Ничем не выдавая своего интереса, он выслушал короткий рассказ о телефонном звонке неизвестного пока Пети, предложившего купить травник с печатью метра Макропулоса. Ценность сведений едва ли можно было завысить. Не говоря уже о том, что стало ясно, для чего Солитову спешно понадобились деньги, обозначилась еще одна, неизвестная доселе нить.
— Когда вы виделись с Натальей Андриановной в последний раз? — Люсину прежде всего было необходимо прояснить некоторые детали.
— Позавчера. Мы вместе возвращались из гостей. А наутро я уже вам звонил, — Баринович по-своему понял вопрос. — Но вас, к сожалению, не оказалось на месте… Надеюсь, мое сообщение не слишком запоздало?

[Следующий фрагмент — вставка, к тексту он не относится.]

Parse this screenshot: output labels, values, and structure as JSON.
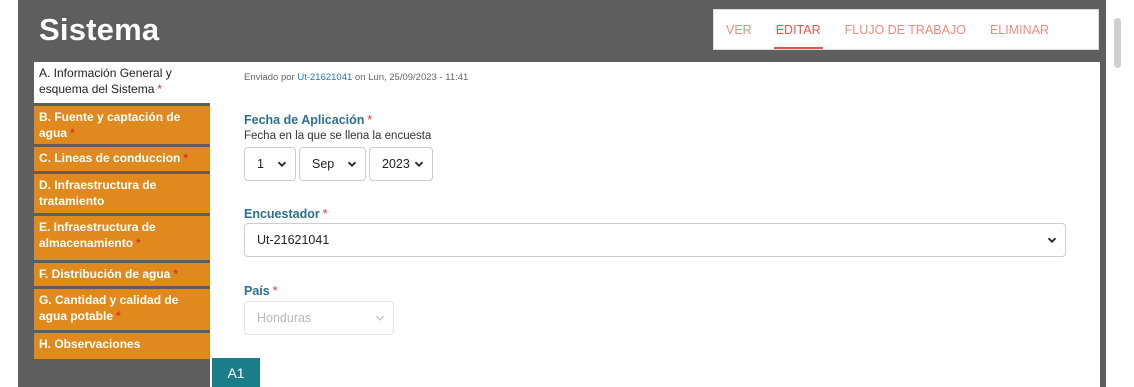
{
  "page": {
    "title": "Sistema"
  },
  "tabs": [
    {
      "label": "VER",
      "active": false
    },
    {
      "label": "EDITAR",
      "active": true
    },
    {
      "label": "FLUJO DE TRABAJO",
      "active": false
    },
    {
      "label": "ELIMINAR",
      "active": false
    }
  ],
  "sidebar": {
    "items": [
      {
        "label": "A. Información General y esquema del Sistema",
        "required": true,
        "active": true
      },
      {
        "label": "B. Fuente y captación de agua",
        "required": true,
        "active": false
      },
      {
        "label": "C. Lineas de conduccion",
        "required": true,
        "active": false
      },
      {
        "label": "D. Infraestructura de tratamiento",
        "required": false,
        "active": false
      },
      {
        "label": "E. Infraestructura de almacenamiento",
        "required": true,
        "active": false
      },
      {
        "label": "F. Distribución de agua",
        "required": true,
        "active": false
      },
      {
        "label": "G. Cantidad y calidad de agua potable",
        "required": true,
        "active": false
      },
      {
        "label": "H. Observaciones",
        "required": false,
        "active": false
      }
    ],
    "required_mark": "*"
  },
  "submission": {
    "prefix": "Enviado por",
    "user": "Ut-21621041",
    "suffix": "on Lun, 25/09/2023 - 11:41"
  },
  "form": {
    "fecha": {
      "label": "Fecha de Aplicación",
      "required_mark": "*",
      "help": "Fecha en la que se llena la encuesta",
      "day": "1",
      "month": "Sep",
      "year": "2023"
    },
    "encuestador": {
      "label": "Encuestador",
      "required_mark": "*",
      "value": "Ut-21621041"
    },
    "pais": {
      "label": "País",
      "required_mark": "*",
      "value": "Honduras",
      "disabled": true
    }
  },
  "badge": {
    "label": "A1"
  },
  "colors": {
    "frame": "#5e5e5e",
    "sidebar_item": "#e08a1e",
    "tab_text": "#ef8a7e",
    "tab_active": "#e0584a",
    "field_label": "#2b6f8f",
    "required": "#e0332b",
    "link": "#1f77b4",
    "badge": "#1b7d8a"
  },
  "icons": {
    "select_chevron": "chevron-down-icon"
  }
}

— Ни в коей мере. — Люсин задумчиво покачал головой. — Большое спасибо, Гордей Леонович. А Наталья Андриановна молодец, что надоумила вас! Не премину высказать ей благодарность.
— А может, не надо? — Баринович смущенно замялся. — Я далеко не уверен, что вы этим доставите ей удовольствие. Наталья Андриановна — женщина исключительной деликатности. Очевидно, у нее были причины настаивать на том, чтобы я сам рассказал вам обо всем. Вернее, не причины как таковые, а психологически точное ощущение того, что подобает, а что неприемлемо.
— Пожалуй, — согласился Люсин. — Вероятно, вы правы.
Баринович все острее будил его любопытство. Наивная распахнутость естественно сочеталась у него с углубленной чуткостью и широтой мысли, чье предостерегающее давление угадывалось даже за ритмикой фраз. Люсин ощутил пробуждающуюся симпатию.
— Петю этого вы хорошо знаете? — Владимир Константинович зашел с другой стороны, хоть его и покоробила примитивная обнаженность вопроса. Тем более что имя книжника вырвалось у Гордея Леоновича определенно ненароком.
— Я бы сказал—давно, —мягко поправил Баринович. — Одно время он поставлял мне необходимые для работы книги. Это лучший знаток библиографических редкостей, какого я знаю.
«Ученый, — рассудил Люсин, — скорее всего, химик, как Солитов, Наташа, как они все. Отсюда и контакты со всеми разветвлениями».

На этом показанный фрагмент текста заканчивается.